The York Jewish Community Center bears an enormous sign above its door. Emblazoned across the yellow banner in bright red, reads: EVERYONE is WELCOME at the JCC. And truly, everyone is. York does not sacrifice Jewish mission even as this JCC is the community center for an entire town, population 43,935.
The DCJCC, in our nation’s capital, offers GLOE, the Kurlander Program for GLBT Outreach & Engagement. It’s a successful program that has helped welcome GLBT community into the Jewish community in such a way that no one blinks at the mention of Hanukkah programs such as “Faygelehs & Bagelehs” or “Oh Gaydel, Gaydel, Gaydel, Gaydel,” (brunch and happy hour, respectively).
And the St. Paul JCC was one of five national winners of the 2014 Ruderman Prize, recognized for its disability-geared programs that have included a wellness initiative, a teen camp, an evening activity club and a support program for siblings of people with disabilities.

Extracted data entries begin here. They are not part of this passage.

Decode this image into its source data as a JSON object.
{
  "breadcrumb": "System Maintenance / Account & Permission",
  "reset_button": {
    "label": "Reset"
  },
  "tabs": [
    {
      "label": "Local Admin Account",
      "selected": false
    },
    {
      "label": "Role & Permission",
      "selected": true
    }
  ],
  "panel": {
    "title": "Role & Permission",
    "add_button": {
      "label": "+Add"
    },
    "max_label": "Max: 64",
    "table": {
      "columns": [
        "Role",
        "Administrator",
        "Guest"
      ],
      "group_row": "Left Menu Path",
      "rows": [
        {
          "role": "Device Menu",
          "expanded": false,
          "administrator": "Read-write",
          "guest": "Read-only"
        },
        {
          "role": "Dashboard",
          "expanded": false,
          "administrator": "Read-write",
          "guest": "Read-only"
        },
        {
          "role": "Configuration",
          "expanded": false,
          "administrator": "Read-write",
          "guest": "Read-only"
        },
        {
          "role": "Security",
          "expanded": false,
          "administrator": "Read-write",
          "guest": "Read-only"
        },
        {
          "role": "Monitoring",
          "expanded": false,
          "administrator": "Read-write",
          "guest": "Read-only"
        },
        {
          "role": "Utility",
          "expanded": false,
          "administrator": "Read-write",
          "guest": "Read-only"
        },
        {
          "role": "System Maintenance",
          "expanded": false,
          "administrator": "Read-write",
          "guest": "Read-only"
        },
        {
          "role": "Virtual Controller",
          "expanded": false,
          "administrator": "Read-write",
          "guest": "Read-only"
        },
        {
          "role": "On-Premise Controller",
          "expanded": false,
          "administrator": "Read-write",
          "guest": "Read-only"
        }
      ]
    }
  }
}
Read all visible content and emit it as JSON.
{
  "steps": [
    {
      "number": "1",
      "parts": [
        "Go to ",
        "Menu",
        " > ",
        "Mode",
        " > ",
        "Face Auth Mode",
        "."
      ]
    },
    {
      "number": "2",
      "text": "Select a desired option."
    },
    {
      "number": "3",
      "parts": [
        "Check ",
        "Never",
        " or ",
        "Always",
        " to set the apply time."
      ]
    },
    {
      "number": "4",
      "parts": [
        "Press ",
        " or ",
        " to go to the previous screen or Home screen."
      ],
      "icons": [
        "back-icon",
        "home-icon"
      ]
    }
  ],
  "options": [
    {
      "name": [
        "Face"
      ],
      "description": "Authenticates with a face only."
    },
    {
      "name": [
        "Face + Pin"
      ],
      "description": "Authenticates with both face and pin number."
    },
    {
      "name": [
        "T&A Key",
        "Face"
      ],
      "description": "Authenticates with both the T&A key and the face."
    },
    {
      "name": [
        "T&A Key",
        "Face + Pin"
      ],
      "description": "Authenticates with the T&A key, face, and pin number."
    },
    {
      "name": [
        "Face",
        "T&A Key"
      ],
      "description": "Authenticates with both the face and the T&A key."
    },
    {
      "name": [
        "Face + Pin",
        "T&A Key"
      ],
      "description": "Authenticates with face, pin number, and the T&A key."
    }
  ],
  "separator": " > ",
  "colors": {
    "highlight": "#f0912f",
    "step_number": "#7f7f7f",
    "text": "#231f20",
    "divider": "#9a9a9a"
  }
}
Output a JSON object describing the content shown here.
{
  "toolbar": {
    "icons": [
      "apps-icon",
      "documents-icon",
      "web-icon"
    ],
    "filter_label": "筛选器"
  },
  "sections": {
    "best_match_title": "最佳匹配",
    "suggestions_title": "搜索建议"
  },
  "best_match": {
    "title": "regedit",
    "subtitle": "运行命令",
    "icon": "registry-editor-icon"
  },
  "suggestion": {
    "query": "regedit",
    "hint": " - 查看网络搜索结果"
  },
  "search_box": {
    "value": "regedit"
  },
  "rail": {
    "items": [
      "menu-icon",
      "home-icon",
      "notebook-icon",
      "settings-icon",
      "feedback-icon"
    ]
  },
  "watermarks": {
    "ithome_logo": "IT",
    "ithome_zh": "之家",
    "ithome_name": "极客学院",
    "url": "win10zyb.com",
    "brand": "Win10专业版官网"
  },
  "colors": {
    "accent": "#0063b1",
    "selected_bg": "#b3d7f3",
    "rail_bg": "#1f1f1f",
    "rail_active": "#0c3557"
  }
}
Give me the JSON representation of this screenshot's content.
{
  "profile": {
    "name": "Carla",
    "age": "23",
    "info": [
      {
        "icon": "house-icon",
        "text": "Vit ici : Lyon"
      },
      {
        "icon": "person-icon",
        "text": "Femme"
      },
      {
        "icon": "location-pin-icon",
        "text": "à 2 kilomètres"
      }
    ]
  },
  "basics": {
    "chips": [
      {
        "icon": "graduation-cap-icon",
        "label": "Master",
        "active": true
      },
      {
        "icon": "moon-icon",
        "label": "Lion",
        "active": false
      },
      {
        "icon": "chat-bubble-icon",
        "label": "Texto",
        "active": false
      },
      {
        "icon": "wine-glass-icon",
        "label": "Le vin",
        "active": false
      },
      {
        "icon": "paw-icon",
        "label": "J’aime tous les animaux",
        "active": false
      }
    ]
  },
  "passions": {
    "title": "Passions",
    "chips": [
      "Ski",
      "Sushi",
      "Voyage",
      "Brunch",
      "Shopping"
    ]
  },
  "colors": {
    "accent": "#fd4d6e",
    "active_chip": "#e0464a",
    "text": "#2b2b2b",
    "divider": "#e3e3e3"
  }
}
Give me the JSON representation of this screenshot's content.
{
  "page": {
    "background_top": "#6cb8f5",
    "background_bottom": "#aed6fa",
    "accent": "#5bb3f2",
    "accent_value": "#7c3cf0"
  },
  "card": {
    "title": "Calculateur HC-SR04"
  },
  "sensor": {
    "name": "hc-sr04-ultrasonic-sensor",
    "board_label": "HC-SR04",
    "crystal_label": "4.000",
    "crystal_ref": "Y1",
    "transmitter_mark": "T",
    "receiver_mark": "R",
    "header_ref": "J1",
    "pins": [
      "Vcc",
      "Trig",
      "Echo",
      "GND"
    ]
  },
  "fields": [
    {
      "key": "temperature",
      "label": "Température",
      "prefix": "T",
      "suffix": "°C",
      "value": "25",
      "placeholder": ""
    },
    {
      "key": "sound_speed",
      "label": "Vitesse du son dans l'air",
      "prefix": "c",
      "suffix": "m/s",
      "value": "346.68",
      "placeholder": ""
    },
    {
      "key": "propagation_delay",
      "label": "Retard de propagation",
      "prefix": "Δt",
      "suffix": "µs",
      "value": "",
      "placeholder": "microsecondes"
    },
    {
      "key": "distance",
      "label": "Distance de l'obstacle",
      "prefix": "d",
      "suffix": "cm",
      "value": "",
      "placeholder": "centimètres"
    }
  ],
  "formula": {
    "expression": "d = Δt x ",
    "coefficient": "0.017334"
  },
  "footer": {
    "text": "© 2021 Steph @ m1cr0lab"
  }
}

As a people who have been subjected to exclusion—and much worse—throughout the centuries, Jews can and should cry out when they hear and see a bitterly familiar language of hate and fear directed toward others. We rightly take pride in these and so many other JCC programs that reflect missions of inclusion offering hope and light in these short, dark days.
Maybe the solution for living in the balance between chosenness and openness lies in extreme pluralism, shining a light into every corner of our tribal, familial, cultural traditions and at the same time asking, how can this be of use to the world? What lessons can our uniqueness teach? How can we fight to preserve our own special light by sharing it?
The light of Hanukkah shines on the inside and the outside, ancient and contemporary, universal and particular. Let’s let it shine, let it shine, let it shine.